Posting itu sebagai respons atas laporan investigasi militer Australia yang menyatakan para tentara elite-nya di Afghanistan telah membunuh 39 warga, termasuk tahanan, secara brutal.
Perdana Menteri Australia Scott Morrison telah mendesak Beijing meminta maaf atas posting foto rekayasa itu. Namun, China menolak minta maaf dan menolak pula untuk menghapus tweet tersebut.Tweet foto rekayasa tersebut telah memicu kontroversi internasional, di mana Departemen Luar Negeri AS mengecam kemunafikan Beijing atas pelanggaran kemanusiaan terhadap populasi Muslim Uighur. Menurut departemen tersebut, posting itu menggambarkan “titik terendah baru, bahkan untuk Partai Komunis China”.
Jake Sullivan, penasihat keamanan nasional untuk Presiden terpilih AS Joe Biden, mengatakan AS akan melobi komunitas internasional untuk mendukung Australia setelah “serangan” berkelanjutan dari Beijing.
“Rakyat Australia telah berkorban besar untuk melindungi kebebasan dan demokrasi di seluruh dunia,” katanya di Twitter, yang dikutip news.com.au, Kamis (3/12/2020).
“Seperti yang kita miliki selama satu abad, Amerika akan berdiri bahu membahu dengan sekutu kita Australia dan menggalang negara demokrasi untuk memajukan keamanan, kemakmuran, dan nilai-nilai kita bersama,” lanjut dia.Komentar Sullivan muncul setelah Duta Besar AS untuk Australia Arthur Culvahouse bergabung dengan pile-on pada hari Rabu, dengan mengatakan kepada Beijing bahwa mereka dapat belajar banyak dari transparansi Australia.

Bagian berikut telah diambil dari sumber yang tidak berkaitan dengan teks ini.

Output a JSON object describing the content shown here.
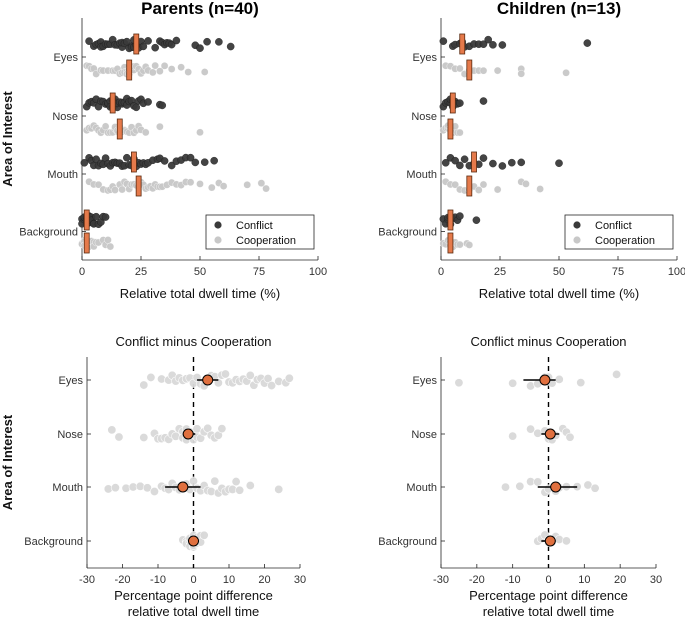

Dia mengatakan Australia telah bertanggung jawab dan terbuka tentang dugaan kejahatan yang dilakukan oleh tentaranya di Afghanistan. Dia lantas menuduh China menutupi pelanggaran hak asasi manusia dan asal-usul pandemi COVID-19.
Beijing, melalui editorial media pemerintah The Global Times, mengancam bahwa Australia akan “membayar mahal” karena berpihak pada AS.

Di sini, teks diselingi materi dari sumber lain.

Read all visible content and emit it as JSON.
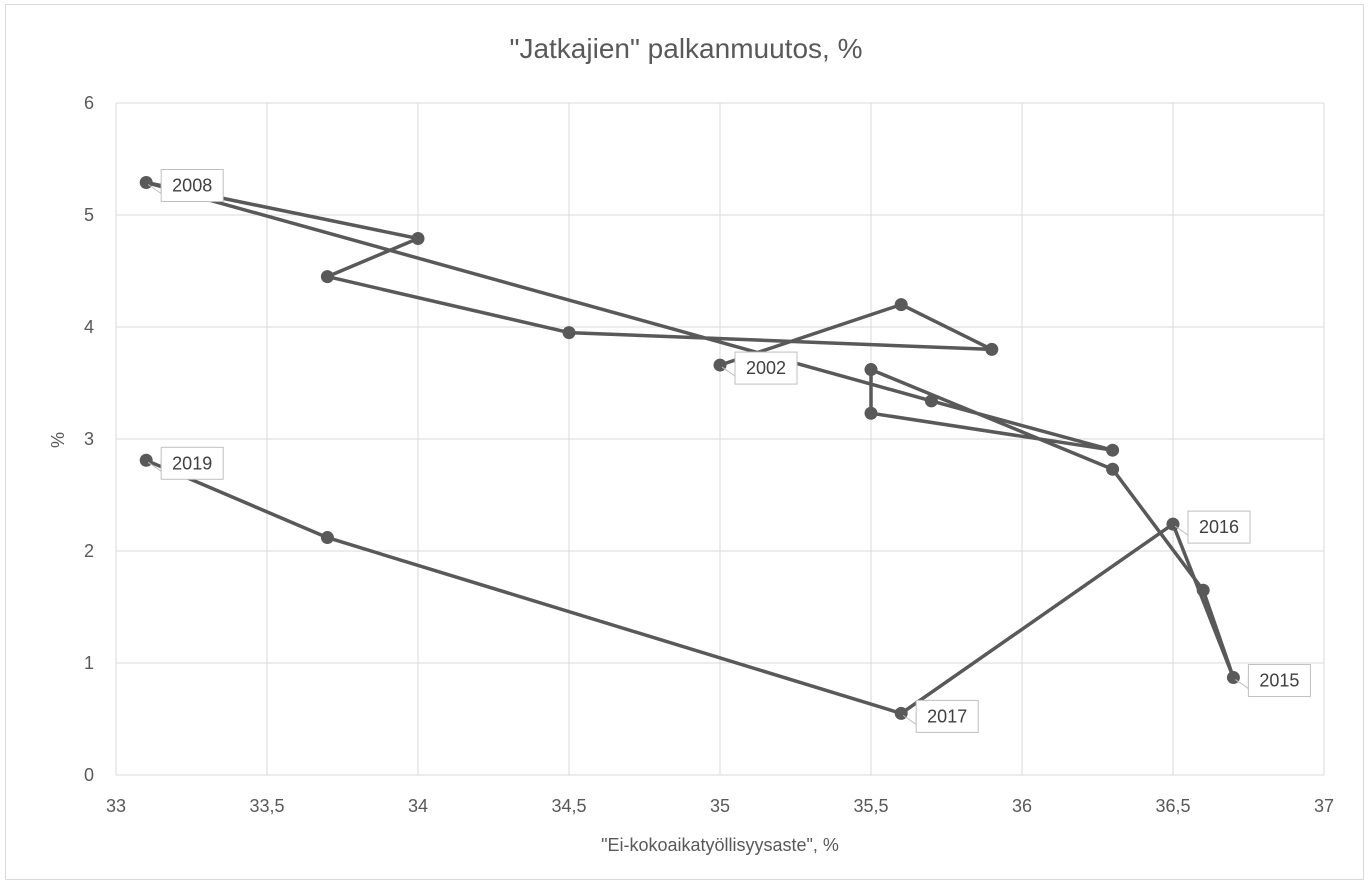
{
  "chart_data": {
    "type": "scatter",
    "title": "\"Jatkajien\" palkanmuutos, %",
    "xlabel": "\"Ei-kokoaikatyöllisyysaste\", %",
    "ylabel": "%",
    "xlim": [
      33,
      37
    ],
    "ylim": [
      0,
      6
    ],
    "x_ticks": [
      33,
      33.5,
      34,
      34.5,
      35,
      35.5,
      36,
      36.5,
      37
    ],
    "x_tick_labels": [
      "33",
      "33,5",
      "34",
      "34,5",
      "35",
      "35,5",
      "36",
      "36,5",
      "37"
    ],
    "y_ticks": [
      0,
      1,
      2,
      3,
      4,
      5,
      6
    ],
    "y_tick_labels": [
      "0",
      "1",
      "2",
      "3",
      "4",
      "5",
      "6"
    ],
    "grid": true,
    "lines_connect_points": true,
    "series_color": "#595959",
    "points": [
      {
        "x": 35.0,
        "y": 3.66,
        "label": "2002"
      },
      {
        "x": 35.6,
        "y": 4.2
      },
      {
        "x": 35.9,
        "y": 3.8
      },
      {
        "x": 34.5,
        "y": 3.95
      },
      {
        "x": 33.7,
        "y": 4.45
      },
      {
        "x": 34.0,
        "y": 4.79
      },
      {
        "x": 33.1,
        "y": 5.29,
        "label": "2008"
      },
      {
        "x": 35.7,
        "y": 3.34
      },
      {
        "x": 36.3,
        "y": 2.9
      },
      {
        "x": 35.5,
        "y": 3.23
      },
      {
        "x": 35.5,
        "y": 3.62
      },
      {
        "x": 36.3,
        "y": 2.73
      },
      {
        "x": 36.6,
        "y": 1.65
      },
      {
        "x": 36.7,
        "y": 0.87,
        "label": "2015"
      },
      {
        "x": 36.5,
        "y": 2.24,
        "label": "2016"
      },
      {
        "x": 35.6,
        "y": 0.55,
        "label": "2017"
      },
      {
        "x": 33.7,
        "y": 2.12
      },
      {
        "x": 33.1,
        "y": 2.81,
        "label": "2019"
      }
    ]
  }
}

“Tidak ada alasan bagi China untuk melanjutkan peredaan terhadap Australia,” bunyi editorial tersebut.
“Masyarakat China sangat menganjurkan hukuman yang tegas dan abadi terhadap Australia, agar dunia melihat dengan jelas—seseorang pada akhirnya akan membayar harga karena memihak AS dan membalas kebaikan dengan tidak berterima kasih kepada China.”
Senator partai sayap kanan Australia One Nation, Pauline Hanson, telah memimpin seruan agar warga Australia memboikot barang-barang buatan China. Dia menyerukan kebangkitan kembali industri manufaktur Australia, dengan alasan negaranya telah menjadi terlalu bergantung pada mitra dagang terbesarnya.

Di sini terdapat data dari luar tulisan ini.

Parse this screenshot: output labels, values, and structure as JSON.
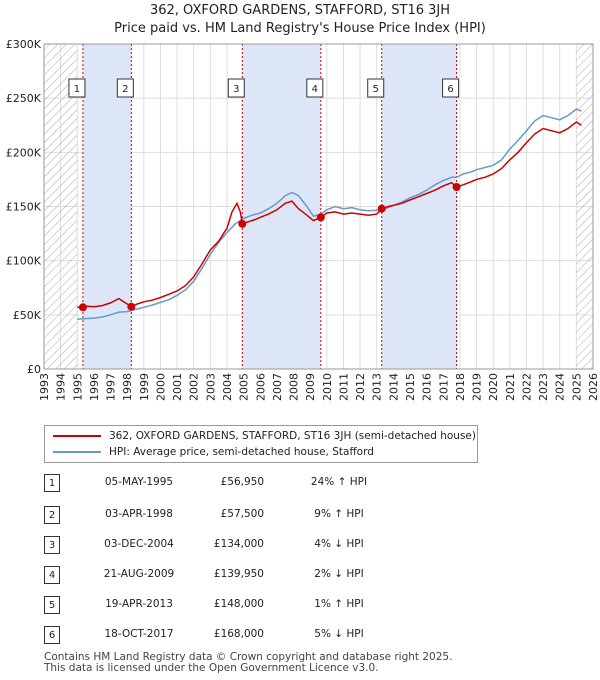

“Anda mungkin berpikir itu sangat sulit. Sulit, saya mengerti,” katanya dalam video Facebook pada Senin malam.
“Kita semua memiliki peran dalam hal ini. Pikirkan tentang hal ini ketika Anda membeli…lihat dari mana asalnya. Jika itu China, biarkan di rak.”
Seruannya itu menanggapi China yang memberlakukan tarif hingga 212 persen untuk anggur Australia pada hari Jumat, yang oleh Menteri Perdagangan Simon Birmingham digambarkan sebagai “pukulan yang menghancurkan” bagi industri anggur.
Auswan, label dengan wajah mantan Duta Besar untuk Beijing Geoff Raby, dipukul dengan tarif yang jauh lebih rendah. Raby telah menjadi kritikus blakblakan tentang penanganan Canberra atas hubungannya dengan Beijing.Namun Beijing memperingatkan Senator Hanson telah memperkirakan pentingnya Australia bagi China dan mengancam “hukuman abadi” untuk setiap boikot pembalasan.
“Dia dan sejenisnya tidak berperilaku seperti macan kertas tetapi kucing kertas histeris,” tulis Global Times dalam editorialnya.
“Australia lebih mengandalkan China dalam kerja sama ‘win-win‘ mereka. Kami tidak ingin menghina Australia dan rakyatnya, tetapi kami benar-benar membenci politisi ekstrem seperti Hanson.”
Sementara itu, Aliansi Antar-Parlemen di China, yang terdiri dari lebih dari 200 anggota parlemen dari berbagai partai politik dan 19 negara, telah meluncurkan kampanye yang mendesak orang-orang untuk membeli anggur Australia.